Concepedia

Publication | Open Access

Contributions of cultural services to the ecosystem services agenda

1.5K

Citations

110

References

2012

Year

TLDR

Cultural ecosystem services are widely acknowledged yet remain poorly defined and integrated into the ES framework, despite extensive models, methods, and data developed in social and behavioral sciences. The authors review landscape aesthetics, cultural heritage, outdoor recreation, and spiritual significance to operationally define cultural services via socio‑ecological models, and propose a common representation that frames all ES by the relative contribution of ecological structures and social evaluation approaches. These models link ecological structures and functions to cultural values, enabling stakeholder communication and multi‑criterion evaluation, and lay a foundation for integrating cultural services into the broader ES framework.

Abstract

Cultural ecosystem services (ES) are consistently recognized but not yet adequately defined or integrated within the ES framework.
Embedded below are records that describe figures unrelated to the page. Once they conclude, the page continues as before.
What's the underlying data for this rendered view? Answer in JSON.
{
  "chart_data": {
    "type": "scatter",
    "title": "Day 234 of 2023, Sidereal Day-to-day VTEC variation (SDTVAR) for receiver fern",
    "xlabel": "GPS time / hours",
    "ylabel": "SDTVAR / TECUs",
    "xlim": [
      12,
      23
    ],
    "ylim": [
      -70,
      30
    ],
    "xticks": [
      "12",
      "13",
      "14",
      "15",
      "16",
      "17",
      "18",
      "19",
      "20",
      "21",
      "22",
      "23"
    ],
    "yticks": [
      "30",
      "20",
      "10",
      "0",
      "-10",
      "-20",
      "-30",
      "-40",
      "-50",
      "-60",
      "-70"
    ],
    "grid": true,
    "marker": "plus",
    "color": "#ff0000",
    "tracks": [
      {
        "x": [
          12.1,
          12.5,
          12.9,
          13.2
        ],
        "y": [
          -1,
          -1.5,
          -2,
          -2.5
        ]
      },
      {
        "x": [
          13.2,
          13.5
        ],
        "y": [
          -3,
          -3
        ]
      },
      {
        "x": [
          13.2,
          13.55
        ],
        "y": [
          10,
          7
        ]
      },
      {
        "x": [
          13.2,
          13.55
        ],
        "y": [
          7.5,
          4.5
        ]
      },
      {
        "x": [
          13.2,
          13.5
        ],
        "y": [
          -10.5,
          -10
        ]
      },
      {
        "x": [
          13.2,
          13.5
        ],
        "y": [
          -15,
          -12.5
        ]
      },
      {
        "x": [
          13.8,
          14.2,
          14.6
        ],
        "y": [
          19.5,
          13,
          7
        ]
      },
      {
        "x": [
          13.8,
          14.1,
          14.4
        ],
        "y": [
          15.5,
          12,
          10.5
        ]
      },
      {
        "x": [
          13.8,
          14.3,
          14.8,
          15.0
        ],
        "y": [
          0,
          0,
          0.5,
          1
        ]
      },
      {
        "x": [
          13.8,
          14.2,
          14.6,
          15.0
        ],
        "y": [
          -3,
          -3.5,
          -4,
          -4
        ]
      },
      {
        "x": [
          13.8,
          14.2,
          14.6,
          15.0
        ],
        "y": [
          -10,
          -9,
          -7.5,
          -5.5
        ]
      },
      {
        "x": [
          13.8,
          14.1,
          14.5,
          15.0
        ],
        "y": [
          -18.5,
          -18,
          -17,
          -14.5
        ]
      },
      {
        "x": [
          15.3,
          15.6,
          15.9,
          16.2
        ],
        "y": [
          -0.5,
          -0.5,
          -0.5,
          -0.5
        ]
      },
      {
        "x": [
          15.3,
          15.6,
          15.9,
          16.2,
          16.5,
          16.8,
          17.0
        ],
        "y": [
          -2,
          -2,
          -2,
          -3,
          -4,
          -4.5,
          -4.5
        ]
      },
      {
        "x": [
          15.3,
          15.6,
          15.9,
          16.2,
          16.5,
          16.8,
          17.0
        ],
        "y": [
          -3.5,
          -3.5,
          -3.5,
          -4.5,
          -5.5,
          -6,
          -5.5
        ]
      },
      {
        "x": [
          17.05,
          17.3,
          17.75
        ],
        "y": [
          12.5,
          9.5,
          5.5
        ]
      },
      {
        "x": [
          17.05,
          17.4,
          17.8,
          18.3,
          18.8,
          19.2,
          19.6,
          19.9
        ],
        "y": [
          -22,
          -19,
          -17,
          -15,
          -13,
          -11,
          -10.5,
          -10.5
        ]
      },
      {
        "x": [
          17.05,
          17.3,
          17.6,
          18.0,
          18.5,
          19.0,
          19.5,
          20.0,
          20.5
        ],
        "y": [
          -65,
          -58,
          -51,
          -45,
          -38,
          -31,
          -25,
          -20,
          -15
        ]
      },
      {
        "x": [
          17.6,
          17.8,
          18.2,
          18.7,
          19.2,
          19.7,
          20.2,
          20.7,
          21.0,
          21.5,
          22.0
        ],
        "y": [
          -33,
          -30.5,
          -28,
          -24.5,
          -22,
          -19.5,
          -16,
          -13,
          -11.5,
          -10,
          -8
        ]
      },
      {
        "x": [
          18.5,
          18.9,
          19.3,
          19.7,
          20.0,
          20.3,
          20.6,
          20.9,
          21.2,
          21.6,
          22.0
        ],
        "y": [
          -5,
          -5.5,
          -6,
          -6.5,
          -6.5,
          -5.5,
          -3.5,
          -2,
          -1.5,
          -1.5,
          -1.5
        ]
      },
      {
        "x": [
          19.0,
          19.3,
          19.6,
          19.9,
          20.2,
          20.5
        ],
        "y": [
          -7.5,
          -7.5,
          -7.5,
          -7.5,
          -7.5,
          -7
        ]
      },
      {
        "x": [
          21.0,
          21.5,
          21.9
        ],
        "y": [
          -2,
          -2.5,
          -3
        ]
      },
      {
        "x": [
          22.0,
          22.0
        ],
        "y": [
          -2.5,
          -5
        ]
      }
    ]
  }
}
A substantial body of models, methods, and data relevant to cultural services has been developed within the social and behavioral sciences before and outside of the ES approach. A selective review of work in landscape aesthetics, cultural heritage, outdoor recreation, and spiritual significance demonstrates opportunities for operationally defining cultural services in terms of socioecological models, consistent with the larger set of ES. Such models explicitly link ecological structures and functions with cultural values and benefits, facilitating communication between scientists and stakeholders and enabling economic, multicriterion, deliberative evaluation and other methods that can clarify tradeoffs and synergies involving cultural ES. Based on this approach, a common representation is offered that frames cultural services, along with all ES, by the relative contribution of relevant ecological structures and functions and by applicable social evaluation approaches. This perspective provides a foundation for merging ecological and social science epistemologies to define and integrate cultural services better within the broader ES framework.